Jen Glantz's story, if it weren't already for the film 27 Dresses, could be a Hollywood movie. Here's what's known as the elevator pitch in Entertainment Central: nice single New Yorker has a circle of friends, friends keep getting married, and not only does our heroine keep going to wedding after wedding, but she needs a new crowd of like-minded singles to hang out with.
And then - we are still in the elevator, by the way - darn it all, but the new friends insist on getting married, too.
And Jen Glantz, by this time, has been "a perpetual bridesmaid", shimmying in the multicoloured chiffon for wedding after wedding.
So when her copywriting job ended and the inventive Glantz was looking for something else to do, she had an epiphany - if nice Jewish girls can have such things. Why shouldn't she make money out of the wedding scene? What the world needed, reasoned Glantz, was a professional bridesmaid.
And thus, after she posted a remarkable advert on the internet site, Craigslist, her company, Bridesmaid for Hire, was born.
The only guys who hit on me are drunk uncles
Glantz, as a veteran of dozens of weddings, knew all the pitfalls. A professional bridesmaid, she said, could be a personal assistant, a peacemaker, or a therapist. Four hundred and fifty-nine enthusiastic emails later - in the space of five days after the Craigslist ad - and Glantz was en route to offer a calm and organised hand to her first bride. Ashley, the woman in question, had had to dispense with her maid of honour after the one-time best friend refused to return phone calls once Ashley had got engaged.
Glantz, 28, was brought up in Boca Raton, Florida, and was fiercely Jewish, attending a Jewish day school and celebrating her bat mitzvah.
"Of course, the first handful of weddings I attended when my friends began to get married were Jewish weddings," says the relentlessly positive Glantz, and it is that experience she brings to bear when as Bridesmaid for Hire, she becomes the bride's new best friend for the day.
But, latterly, many of the weddings where she's been the bride's new best friend have been Catholic nuptials - or, this being New York, weddings of Jews and non-Jews, where both traditions are drawn on.
"The challenges are pretty much the same", says Glantz, whichever kind of wedding she is working at. What she does find, however, is a tendency to personalise the ceremony, so a traditional chupah with seven blessings may be shortened as the bride and groom put their own spin on the event.
Two traditions that tend to stay are glass-stamping - even in the mixed marriages - "because people love it and what it represents, and it's fun" - and in Jewish weddings the bride's seven circuits around the groom under the chupah.

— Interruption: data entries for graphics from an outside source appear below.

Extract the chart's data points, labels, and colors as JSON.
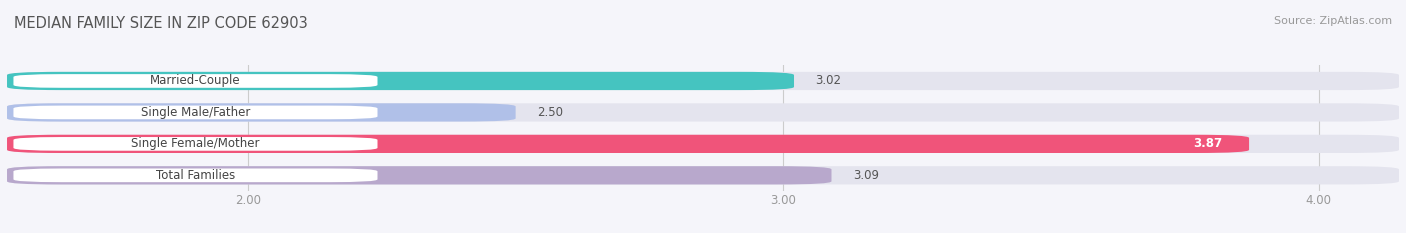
{
  "title": "MEDIAN FAMILY SIZE IN ZIP CODE 62903",
  "source": "Source: ZipAtlas.com",
  "categories": [
    "Married-Couple",
    "Single Male/Father",
    "Single Female/Mother",
    "Total Families"
  ],
  "values": [
    3.02,
    2.5,
    3.87,
    3.09
  ],
  "bar_colors": [
    "#45c4c0",
    "#b0c0e8",
    "#f0547a",
    "#b8a8cc"
  ],
  "bar_bg_color": "#e4e4ee",
  "xlim_min": 1.55,
  "xlim_max": 4.15,
  "xticks": [
    2.0,
    3.0,
    4.0
  ],
  "xtick_labels": [
    "2.00",
    "3.00",
    "4.00"
  ],
  "title_fontsize": 10.5,
  "source_fontsize": 8,
  "label_fontsize": 8.5,
  "value_fontsize": 8.5,
  "background_color": "#f5f5fa",
  "bar_height": 0.58,
  "label_bg_color": "#ffffff",
  "bar_gap": 0.42
}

"I did a Jewish wedding a couple of months ago where the bride was circling around the group and some little kids near the front wanted to say hallo to her, so that all got rather interrupted and the bride lost count of how many times she'd been round." At another chupah, an alarmed Glantz realised that the bride had gone round so fast that she was dizzy - and almost passed out.
Glantz is often asked, she admits, how realistic is the hit film, Bridesmaids, in which many women behave very badly. Laughing, she says: "There's a lot of truth in the film, because wedding days can be very dramatic."
Glantz herself, a veteran of JDate - at one point, she acknowledges, her mother signed up for her - is a fan of marriage, but not of weddings.
Her ambition, she says, is to create a wedding for less than $1,000 - "because if a wedding costs $10,000 then all you do during the day is stress that everything has to be perfect".
Glantz's own wedding, if it ever happens, will be in a large field with takeaway pizza on tap - and the "if it ever happens" is well-founded, although she does have a boyfriend.
For she reveals a horrid truth: there are very few single people at weddings and the chances of meeting an eligible guy are low. Despite her mother's ambitions for her, she says "the only guys that hit on me are the drunk, older uncles."
I raise the possibility that they, too, like her, might be professionals. Glantz laughs. "I wouldn't rule anything out," she says.
Next weekend, she's off bridesmaiding again, this time for a woman whose batmitzvah went so horribly wrong that her mother hired Glantz to ensure that the wedding went smoothly.
When Jews hire her, she says, "it's easier, because we just get it. I am so proud of being Jewish and I want to celebrate my Jewish identity."
And, now, because she can't do every wedding herself, Glantz is looking for staff. So far 10,000 women have applied to be, like her, a professional bridesmaid.
This is probably because we all know weddings are actually hell - so why not make money out of them?